В течение всего этого времени между ног Аббатисы лили воду, чтобы ванна становилась прохладнее. Желая удостовериться, достаточно ли уже холодно, Панегирист погрузил туда свой мизинец.
— Расскажите мне, о чем вы читаете, моя Ласточка, — попросила Аббатиса, — это успокоит глаза и даст отдых языку. Начните прямо с того места, где вы остановились.
— Я читала историю маленькой Анжелики из Пор-Рояль.
— Так, стало быть, романам вы предпочитаете интересные истории из жизни?
— Причудливость романов кажется такой одинаковой, как будто воображение имеет строгие границы, между тем как правдивость жизненных историй просто невероятна. Читать жизнеописания гораздо интереснее, не говоря уже о том, что это и поучительнее, кроме того, они поощряют вас саму быть необыкновенной.
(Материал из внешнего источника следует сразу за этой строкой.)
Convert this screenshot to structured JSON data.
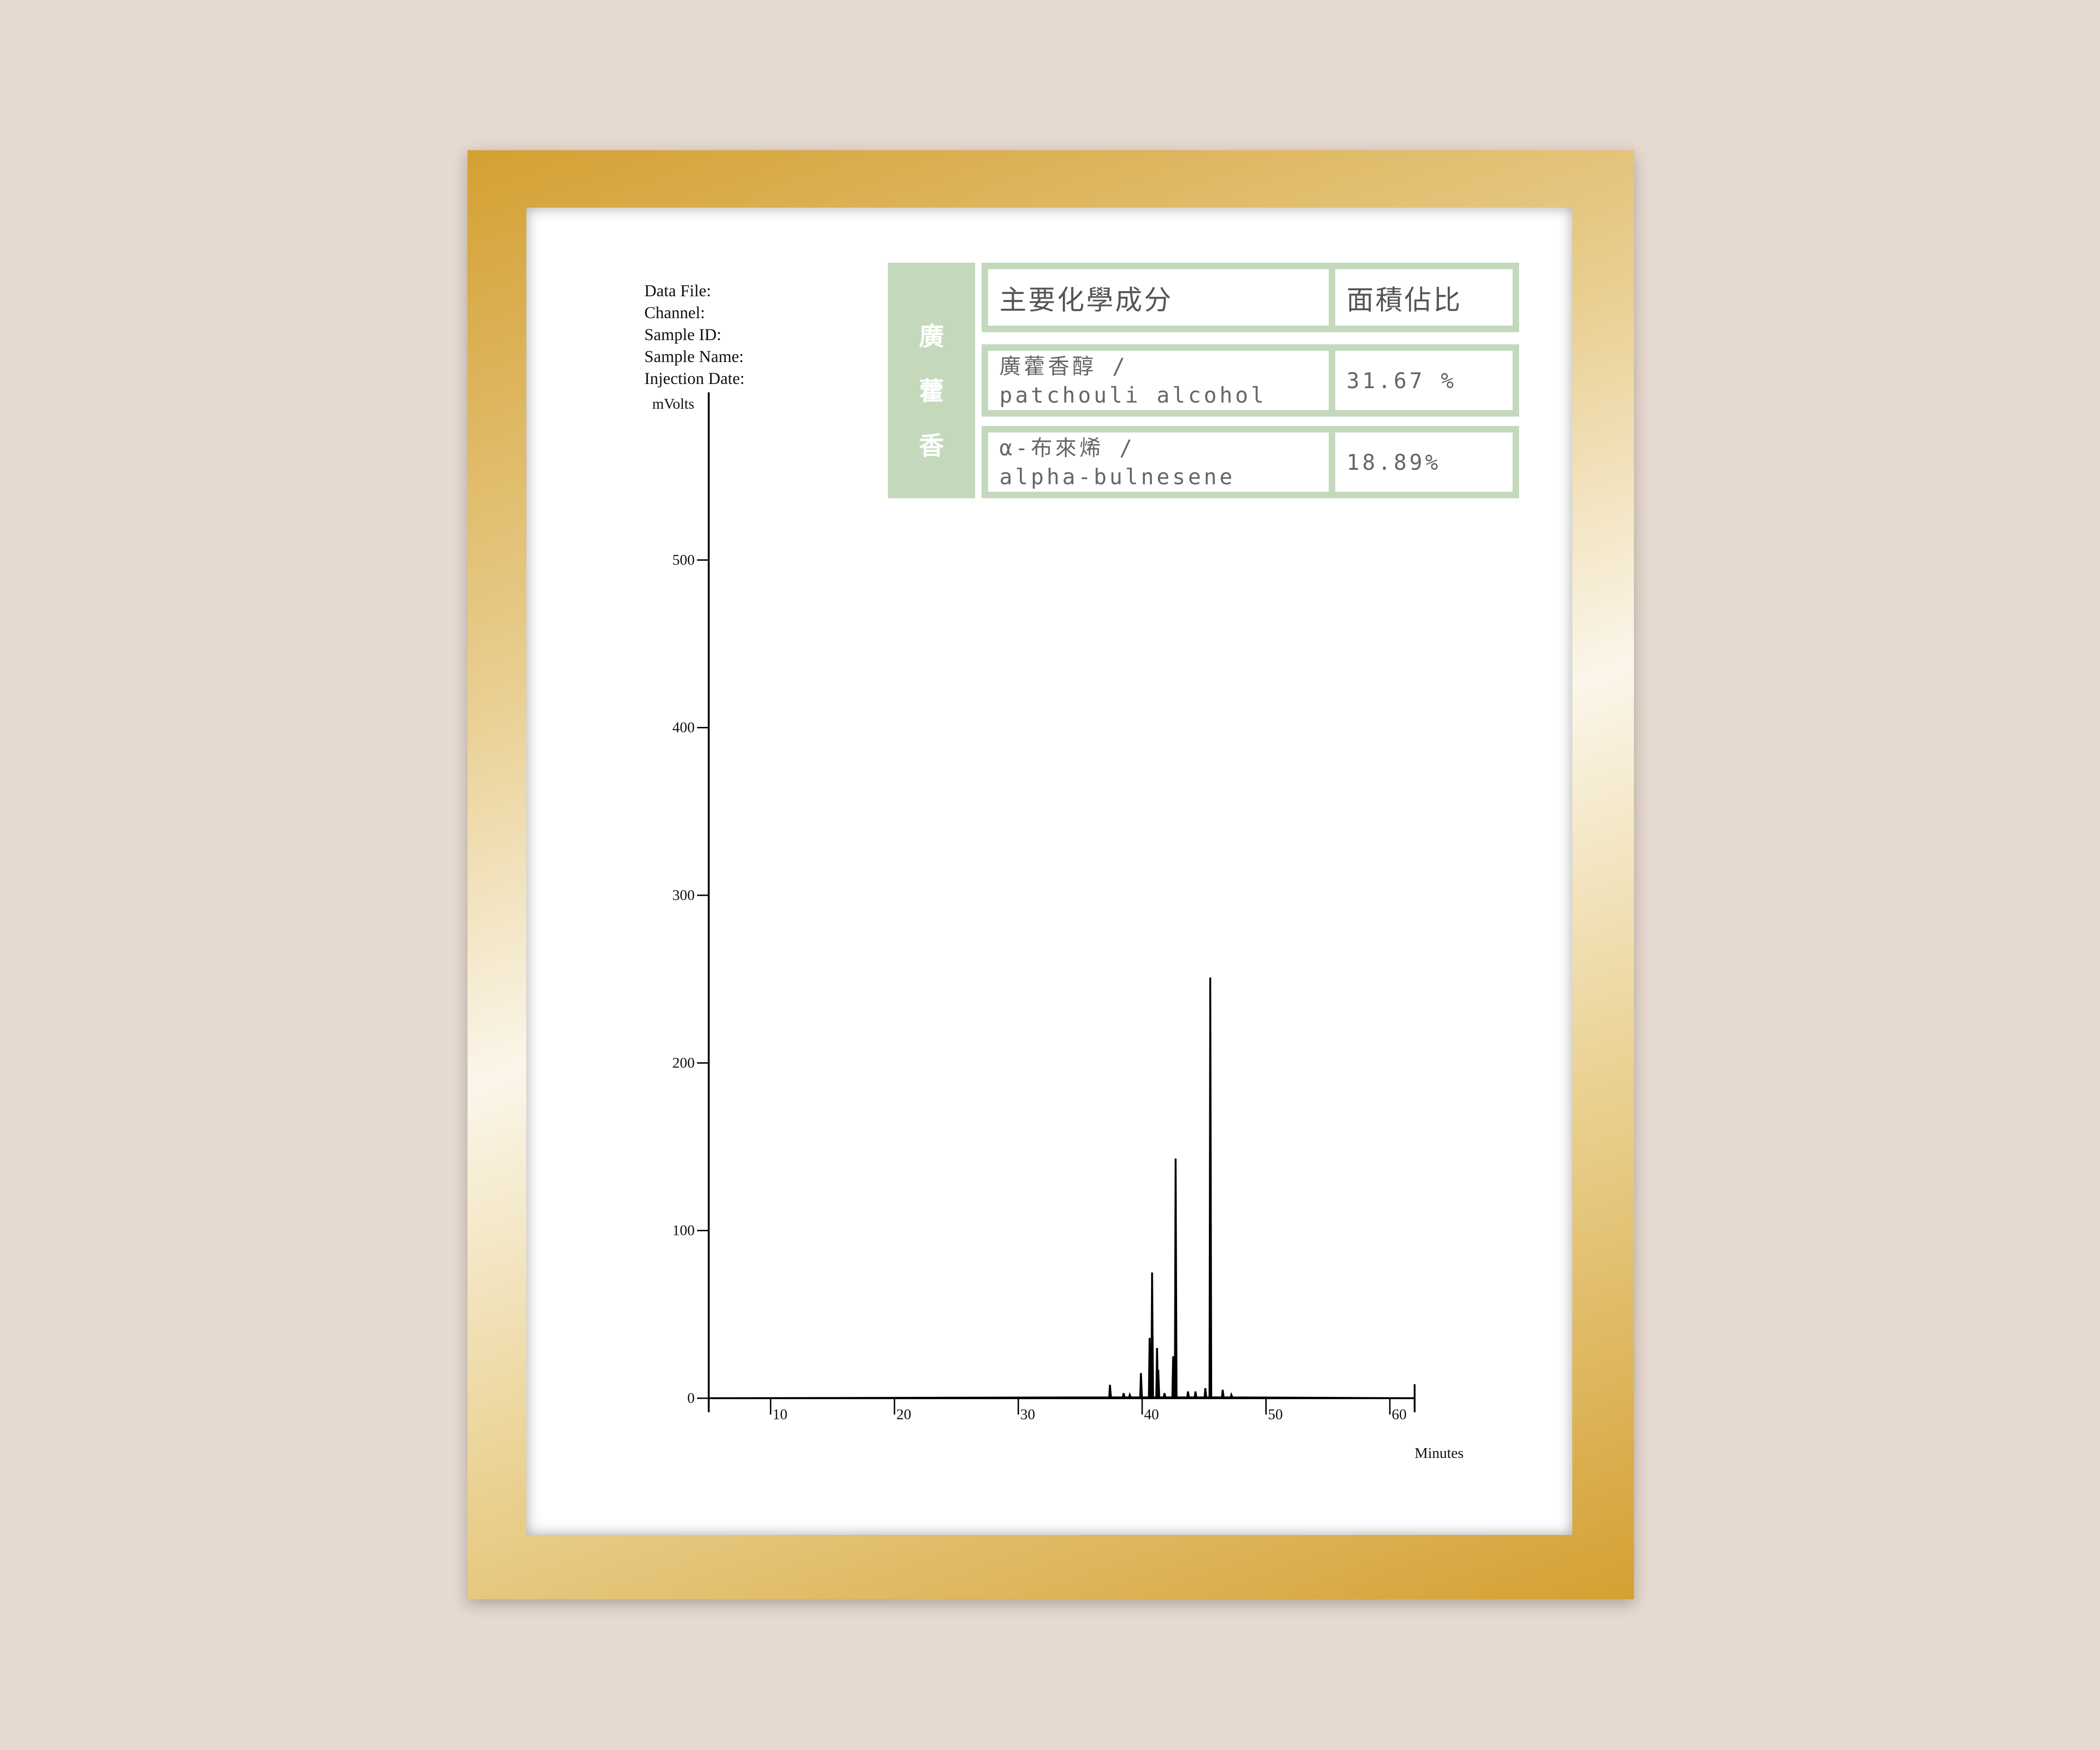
{
  "meta_labels": [
    "Data File:",
    "Channel:",
    "Sample ID:",
    "Sample Name:",
    "Injection Date:"
  ],
  "table": {
    "side_label": [
      "廣",
      "藿",
      "香"
    ],
    "header": {
      "component": "主要化學成分",
      "area": "面積佔比"
    },
    "rows": [
      {
        "zh": "廣藿香醇 /",
        "en": "patchouli alcohol",
        "area": "31.67 %"
      },
      {
        "zh": "α-布來烯 /",
        "en": "alpha-bulnesene",
        "area": "18.89%"
      }
    ],
    "colors": {
      "green": "#c4d9bc",
      "text": "#555555"
    }
  },
  "chart_data": {
    "type": "line",
    "title": "",
    "xlabel": "Minutes",
    "ylabel": "mVolts",
    "xlim": [
      5,
      62
    ],
    "ylim": [
      0,
      600
    ],
    "xticks": [
      10,
      20,
      30,
      40,
      50,
      60
    ],
    "yticks": [
      0,
      100,
      200,
      300,
      400,
      500
    ],
    "grid": false,
    "peaks": [
      {
        "x": 37.4,
        "y": 8
      },
      {
        "x": 38.5,
        "y": 3
      },
      {
        "x": 39.0,
        "y": 2
      },
      {
        "x": 39.9,
        "y": 15
      },
      {
        "x": 40.6,
        "y": 36
      },
      {
        "x": 40.8,
        "y": 75
      },
      {
        "x": 41.2,
        "y": 30
      },
      {
        "x": 41.3,
        "y": 17
      },
      {
        "x": 41.8,
        "y": 3
      },
      {
        "x": 42.5,
        "y": 25
      },
      {
        "x": 42.7,
        "y": 143
      },
      {
        "x": 43.7,
        "y": 4
      },
      {
        "x": 44.3,
        "y": 4
      },
      {
        "x": 45.1,
        "y": 6
      },
      {
        "x": 45.5,
        "y": 251
      },
      {
        "x": 46.5,
        "y": 5
      },
      {
        "x": 47.2,
        "y": 2
      }
    ],
    "color": "#000000"
  },
  "colors": {
    "background": "#e6d9cf",
    "frame_gold": "#d4a032",
    "frame_cream": "#fbf6ea"
  }
}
Вот, например, Анжелика говорит все то же самое, что и я сама могла бы сказать: в семь лет она, как и я, поступила в монастырь.
— Но потом она ведь захотела уйти оттуда.
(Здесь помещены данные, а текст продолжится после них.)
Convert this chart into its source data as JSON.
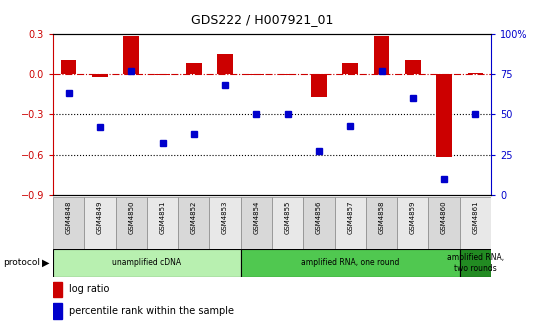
{
  "title": "GDS222 / H007921_01",
  "samples": [
    "GSM4848",
    "GSM4849",
    "GSM4850",
    "GSM4851",
    "GSM4852",
    "GSM4853",
    "GSM4854",
    "GSM4855",
    "GSM4856",
    "GSM4857",
    "GSM4858",
    "GSM4859",
    "GSM4860",
    "GSM4861"
  ],
  "log_ratio": [
    0.1,
    -0.02,
    0.28,
    -0.01,
    0.08,
    0.15,
    -0.01,
    -0.01,
    -0.17,
    0.08,
    0.28,
    0.1,
    -0.62,
    0.01
  ],
  "percentile_rank": [
    63,
    42,
    77,
    32,
    38,
    68,
    50,
    50,
    27,
    43,
    77,
    60,
    10,
    50
  ],
  "ylim_left": [
    -0.9,
    0.3
  ],
  "ylim_right": [
    0,
    100
  ],
  "left_ticks": [
    0.3,
    0.0,
    -0.3,
    -0.6,
    -0.9
  ],
  "right_ticks": [
    100,
    75,
    50,
    25,
    0
  ],
  "right_tick_labels": [
    "100%",
    "75",
    "50",
    "25",
    "0"
  ],
  "dotted_lines": [
    -0.3,
    -0.6
  ],
  "protocol_groups": [
    {
      "label": "unamplified cDNA",
      "start": 0,
      "end": 6,
      "color": "#b8f0b0"
    },
    {
      "label": "amplified RNA, one round",
      "start": 6,
      "end": 13,
      "color": "#50c850"
    },
    {
      "label": "amplified RNA,\ntwo rounds",
      "start": 13,
      "end": 14,
      "color": "#228B22"
    }
  ],
  "bar_color_red": "#CC0000",
  "dot_color_blue": "#0000CC",
  "legend_items": [
    "log ratio",
    "percentile rank within the sample"
  ],
  "background_color": "#ffffff",
  "axis_label_color_left": "#CC0000",
  "axis_label_color_right": "#0000CC",
  "sample_bg_even": "#d8d8d8",
  "sample_bg_odd": "#e8e8e8"
}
— Этого я не знаю, Тетя, в жизнеописании святых я дочитываю до того места, где им столько же лет, что и мне, я не хочу читать дальше. Но зато я хорошо понимаю их прошлое,
— Меня беспокоит эта книга, — вздохнула Аббатиса, — ведь если вы читаете про свой возраст, я-то читаю про свой.
— А что, у Аббатисы были неприятности?
— Еще бы, Дочь моя, в конце концов сестер разогнали, монастырь сожгли. Теперь от него остались лишь развалины, и даже названия его никто не осмеливается произнести.
— А вы ощущаете опасность, потому что похожи на нее?
— Нет, я совсем другая, просто мы с ней сопротивляемся одним и тем же способом: мы наотрез отказываемся выполнять приказы, связанные с политикой, и слушаем только слова Бога. Нас обвиняют в гордыне, нас называют злобными, говорят, что мы поставили себя выше законов Церкви.
— Но ведь мы здесь у себя дома?
— Мы здесь в доме Бога, вот именно поэтому любой — я сейчас имею в виду Коадьютора — полагает, будто имеет право проникнуть сюда. Никакого уважения даже к моей монастырской ограде! Конечно, мне следовало бы отправиться в мир, защищаться, призвать на помощь вашего отца, затеять тысячу процессов, раскланиваться направо и налево. Если я выйду из монастыря, возможно, мне будет дозволено сюда вернуться. Мир вообще устроен непонятно, как будто поставил своей целью досаждать нам при любой возможности: заставляет поступать в монастырь девушек, которые вовсе этого не хотят, зато забирает оттуда тех, кому там вполне хорошо. Я уже тридцать лет живу на свете, и все тридцать лет мне не перестают докучать. Только здесь я могу дышать полной грудью, но стены монастыря недостаточно прочны, и мне это известно, снаружи готовится осада, однажды ночью они предпримут штурм. Ибо, поверьте мне, Дочь моя, штурм все-таки будет и сражаться придется.
— Мать моя, как вы меня пугаете!
— Не бойтесь, Дочь моя, у меня есть охрана, сейчас она распущена, но она вооружена. Полагают, что я выбираю возлюбленных юных и сильных, а воинов беру лишь отважных и опытных. Женщина не должна думать о мужчинах таким образом, это Коадьютор меня заставляет… Впрочем, не только он, — добавила она, устремив на Эмили-Габриель свои восхитительные глаза, — но и вы тоже. С тех пор, как вы здесь, я чувствую себя подобной вам, умиротворенной и невинной, страсть к мужчинам оставила меня. Я люблю цветенье вишен и смотрю за полетом ласточки, молюсь, читая по складам письма… Мне кажется, я помолодела и стала не старше вас.
Возможно, я вновь стану расти, как дерево с отрубленной верхушкой, и когда вы почувствуете влечение к мужчинам, мое к ним влечение расцветет опять. Но все будет не так, как теперь, когда я вдыхаю ваш рот, и для меня это больше, чем наслаждение, ибо когда мои губы прижимаются к вашим губам, это больше, чем страсть, это гармония.
Вокруг Аббатисы наметилось заметное оживление: Панегирист, погрузив локоть в чан, отметил, что вода, вместо того чтобы охладиться, еще больше нагрелась. Вот почему прохладную ванну рекомендуют принимать, отринув все заботы, иначе беседа может изменить температуру воды.